Strictly fans may be aware that Ayling-Ellis can sometimes hear the beat of a song: still, I wonder whether it’s insensitive to ask whether music has a role in her life. “Oh, I love music,” she beams. “I have Bluetooth in my hearing aid that I connect to my phone. I can control it so that there’s no background noise – I can’t hear anybody, and then I put my music on, whack it up really loud so I can’t hear the traffic or people shouting – just music. It’s great. Hearing people don’t have that luxury.”
Despite – or maybe because – I’m the world’s number one crisp fan, I think I’ve misheard her. A crisps party? “I love crisps,” she beams. “I wrapped the whole venue in foil, so it would look like the inside of a crisp packet. And everyone had to dress up as a different crisp. One friend put a spacesuit on – Space Raiders – and another’s got lovely long ginger hair. She had an orange dress and hat on, fluffed up her hair and sprayed it with hairspray, and she was a Wotsit.”
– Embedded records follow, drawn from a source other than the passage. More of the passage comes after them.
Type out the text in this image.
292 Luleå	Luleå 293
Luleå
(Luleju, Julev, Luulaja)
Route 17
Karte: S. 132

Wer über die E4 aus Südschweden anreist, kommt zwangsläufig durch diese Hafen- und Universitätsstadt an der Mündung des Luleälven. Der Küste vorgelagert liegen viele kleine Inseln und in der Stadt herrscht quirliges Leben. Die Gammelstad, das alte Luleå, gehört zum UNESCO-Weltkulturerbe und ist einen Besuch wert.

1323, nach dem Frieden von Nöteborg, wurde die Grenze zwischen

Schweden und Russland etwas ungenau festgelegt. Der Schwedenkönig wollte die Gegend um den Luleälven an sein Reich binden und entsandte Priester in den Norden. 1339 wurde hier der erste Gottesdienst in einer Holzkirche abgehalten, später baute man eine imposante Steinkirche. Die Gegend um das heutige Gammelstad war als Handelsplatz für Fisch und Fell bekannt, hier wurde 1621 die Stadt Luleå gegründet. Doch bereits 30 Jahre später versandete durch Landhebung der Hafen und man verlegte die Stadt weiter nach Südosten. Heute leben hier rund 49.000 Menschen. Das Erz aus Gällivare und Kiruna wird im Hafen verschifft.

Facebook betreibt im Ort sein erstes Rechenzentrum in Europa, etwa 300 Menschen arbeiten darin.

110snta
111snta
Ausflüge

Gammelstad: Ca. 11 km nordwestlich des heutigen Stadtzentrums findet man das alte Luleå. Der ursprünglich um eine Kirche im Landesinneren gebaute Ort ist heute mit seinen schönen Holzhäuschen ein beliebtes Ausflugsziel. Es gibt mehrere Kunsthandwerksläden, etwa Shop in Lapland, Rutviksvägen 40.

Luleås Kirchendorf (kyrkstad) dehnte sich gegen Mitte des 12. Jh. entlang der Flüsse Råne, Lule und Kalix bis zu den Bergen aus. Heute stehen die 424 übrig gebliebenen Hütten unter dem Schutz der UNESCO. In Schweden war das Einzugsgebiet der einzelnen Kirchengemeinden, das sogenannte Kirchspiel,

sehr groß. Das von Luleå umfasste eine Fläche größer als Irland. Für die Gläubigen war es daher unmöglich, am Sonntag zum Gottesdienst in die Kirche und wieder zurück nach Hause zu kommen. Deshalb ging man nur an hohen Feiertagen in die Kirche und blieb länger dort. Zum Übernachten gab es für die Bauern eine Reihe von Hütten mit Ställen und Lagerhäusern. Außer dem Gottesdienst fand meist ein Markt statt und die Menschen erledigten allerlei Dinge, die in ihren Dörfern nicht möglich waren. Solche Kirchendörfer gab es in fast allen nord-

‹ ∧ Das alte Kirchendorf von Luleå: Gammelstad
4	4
Like music, fashion isn’t a subject she’s often asked about, despite having studied it at university. Today, she’s wearing a black top, black trousers and a new pair of black slingbacks. “This year I’m really trying not to buy new clothes, and I’ve been doing really well until these shoes came along,” she laughs. For fancier occasions, she loves Chloé and Stella McCartney. “I wore her to collect my MBE. I love her clothes, and she’s a really smart businesswoman.”
Having achieved so much already, it must be tiresome to be asked what she wants to achieve next. “I’ve got no job at the moment, which is actually quite nice,” she smiles. “So I think I’m going to enjoy the quietness.”
She should enjoy it while she can. Her world might be quiet, but her professional life is destined to be anything but.